An integrated view of liver injury and disease progression in nonalcoholic steatohepatitis.

Nonalcoholic fatty liver disease (NAFLD) is rapidly becoming the most common cause of chronic liver disease globally. NAFLD represents a host of pathophysiologic mechanisms that culminate in the accumulation of fat, in a predominantly macrovesicular pattern, in the liver along with varying degrees of inflammation, hepatocellular injury, apoptosis and fibrosis.
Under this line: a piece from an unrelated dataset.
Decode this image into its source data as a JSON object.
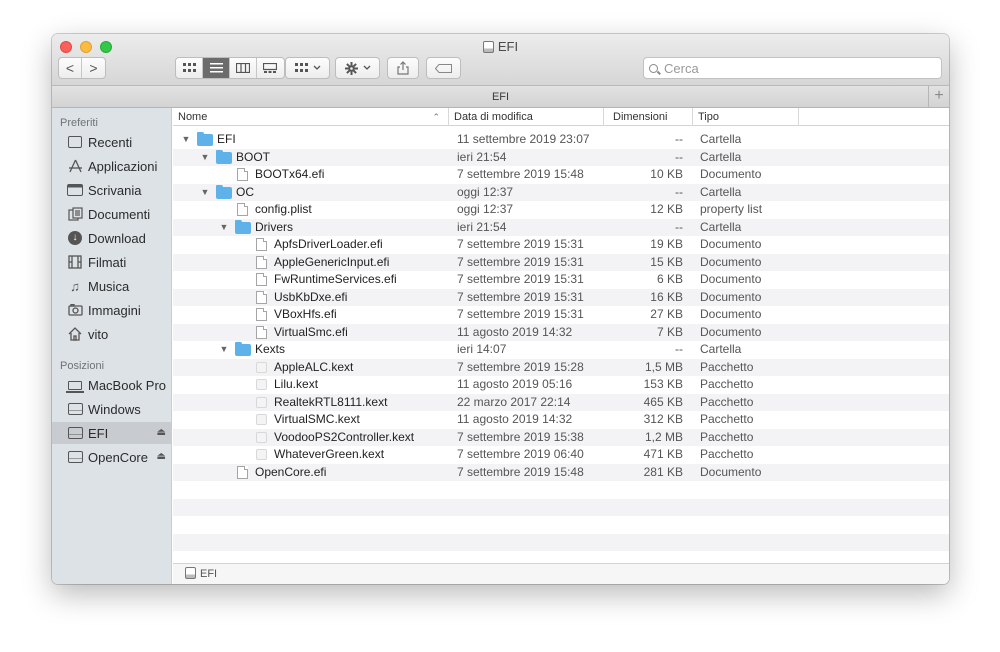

The most common mechanism for the development of NAFLD is insulin resistance. Insulin resistance is commonly associated with obesity, although it can develop in individuals who do not have obesity. A consequence of insulin resistance is increased peripheral lipolysis and increased delivery of free fatty acids to the liver. The concept of lipotoxicity emerged as the mechanisms by which fatty acids produce cell injury, promote apoptosis and activate inflammatory pathways were elucidated. While much work has been done mainly in cell culture models, the free fatty acid concentration in the liver is not significantly changed in NAFLD. Recently, the focus has shifted to alterations in other lipid metabolic pathways that appear to play an important role in the genesis of nonalcoholic steatohepatitis, the aggressive form of NAFLD. The innate immune system and the intestinal microbiota have been implicated in the development of NAFLD. These mechanisms are reviewed in this article.